O lugar abrigou ao longo dos séculos distintas expressões da vida nesta comarca, começando no século X A.C., com um povoado levantado na encosta este, onde permaneceu até o século VI A.C., quando surge o castro galaico, povoado fortificado que existiu até o século I A.C. Dele ainda se conservam parte das muralhas, do fosso, as pedras que formavam seus quartos, e que hoje cobrem as ladeiras do monte, que deriva tanto da própria construção do povoado como da configuração natural do local.
Posteriormente, um santuário levantado no topo do monte recopila as antigas crenças dos que haviam vivido no castro, para dar-lhes no decorrer dos séculos II ao IV D.C. um novo caráter, marcado pelo processo de assimilação da cultura latina, na região do império romano, chamado Gallaecia. Neste santuário se venerava a Berobreo. Os altares, ou aras em latim, são as descobertas mais significativas das escavações do monte do Facho.
Os peregrinos subiam ao topo do monte para levantar ali seu altar (ou ara), uma coluna de pedra esculpida, que dedicavam ao deus Berobreo, para lhe pedir saúde, segundo mostravam as inscrições em latim nestes monumentos: “Deus lari Berobreo aram posuit pro salute”
Eram altares humildes, que em sua maioria não superavam um metro de altura, ainda que alguns podiam chegar até a um metro e setenta centímetros. Existem 161 altares, uma abundância que motivou a tendência de outros monumentos serem altos e estreitos, formando o que parecia ser um “bosque de aras/altares”. Em nenhum outro local arqueológico da península são encontradas tal quantidade de aras. Ao final da existência do santuário, o lugar foi abandonado, as aras foram caindo e se amontoando, e as vezes fragmentadas, permanecendo assim até a atualidade.
O santuário se dispunha em uma área pendente que circundava o topo do monte. Existem restos de colunas que indicam a existência de um edifício, porém até agora só conhecemos uma disposição a céu aberto de altares que, fincados a terra e em grande quantidade, ocupavam boa parte desta área.

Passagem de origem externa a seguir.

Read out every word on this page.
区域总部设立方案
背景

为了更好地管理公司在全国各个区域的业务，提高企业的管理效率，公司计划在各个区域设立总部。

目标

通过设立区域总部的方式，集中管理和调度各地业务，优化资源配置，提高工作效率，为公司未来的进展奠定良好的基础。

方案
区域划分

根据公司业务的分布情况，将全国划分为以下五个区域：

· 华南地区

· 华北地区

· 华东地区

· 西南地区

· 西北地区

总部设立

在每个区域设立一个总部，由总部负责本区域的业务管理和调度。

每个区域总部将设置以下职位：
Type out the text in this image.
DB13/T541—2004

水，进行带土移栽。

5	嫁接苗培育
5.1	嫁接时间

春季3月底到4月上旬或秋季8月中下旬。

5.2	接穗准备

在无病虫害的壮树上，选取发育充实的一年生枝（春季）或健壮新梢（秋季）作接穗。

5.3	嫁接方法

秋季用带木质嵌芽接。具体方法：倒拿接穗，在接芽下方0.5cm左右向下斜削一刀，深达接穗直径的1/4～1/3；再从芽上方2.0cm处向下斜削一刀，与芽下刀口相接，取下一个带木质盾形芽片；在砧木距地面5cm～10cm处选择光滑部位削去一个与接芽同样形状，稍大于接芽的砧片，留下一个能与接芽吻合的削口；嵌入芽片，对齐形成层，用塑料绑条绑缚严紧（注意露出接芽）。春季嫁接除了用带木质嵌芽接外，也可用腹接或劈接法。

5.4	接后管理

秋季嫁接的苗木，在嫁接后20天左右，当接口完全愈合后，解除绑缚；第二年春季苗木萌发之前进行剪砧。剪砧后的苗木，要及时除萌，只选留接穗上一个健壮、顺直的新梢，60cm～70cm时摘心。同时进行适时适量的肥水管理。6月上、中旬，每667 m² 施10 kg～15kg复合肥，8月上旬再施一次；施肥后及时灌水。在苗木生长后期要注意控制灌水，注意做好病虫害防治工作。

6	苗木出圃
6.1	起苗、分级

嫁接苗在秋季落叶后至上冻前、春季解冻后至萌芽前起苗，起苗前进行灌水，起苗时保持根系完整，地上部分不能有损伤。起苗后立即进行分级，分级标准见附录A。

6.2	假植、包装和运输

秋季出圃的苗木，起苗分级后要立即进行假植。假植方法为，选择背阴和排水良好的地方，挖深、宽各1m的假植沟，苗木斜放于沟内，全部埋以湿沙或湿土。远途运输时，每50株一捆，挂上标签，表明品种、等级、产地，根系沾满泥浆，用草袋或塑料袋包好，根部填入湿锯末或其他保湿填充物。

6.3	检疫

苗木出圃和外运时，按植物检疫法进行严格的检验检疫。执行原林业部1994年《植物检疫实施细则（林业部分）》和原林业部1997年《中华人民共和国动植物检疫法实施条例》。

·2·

O Monte do Facho, situado em Cangas do Morrazo, é um lugar com vistas privilegiadas e muita história. A palavra “facho” faz referência ao fogo que ateavam para imitar a um farol, sinalizando a proximidade com a costa. Os investigadores e investigadoras encontraram diferentes gravações em pedras, que demonstram a antiguidade do primeiro assentamento humano neste monte.
Devemos retroceder aproximadamente 2.500 anos, para que tenhamos uma ideia de como foi o primeiro povoado que ocupou suas encostas. Os habitantes de O Morrazo, começaram a construir suas habitações no alto do monte. Era uma localização perfeita já que, desde o alto do O Facho, podiam ver tanto as Ilhas Cies como as Ons, assim como controlar todos os barcos que se acercavam a zona.
Subindo até o topo, se encontram os restos de um castro galaico-romano de formas irregulares. Chegaram a construir um povoado com, aproximadamente, 200 edifícios, rodeado por uma muralha interna e outra externa. Anos mais tarde, converteu-se em um santuário, onde os peregrinos oravam ao deus Berobreo. Hoje em dia, foram descobertas 60 habitações, 174 aras do santuário e restos da época (moedas, cerâmica, vidros, metais).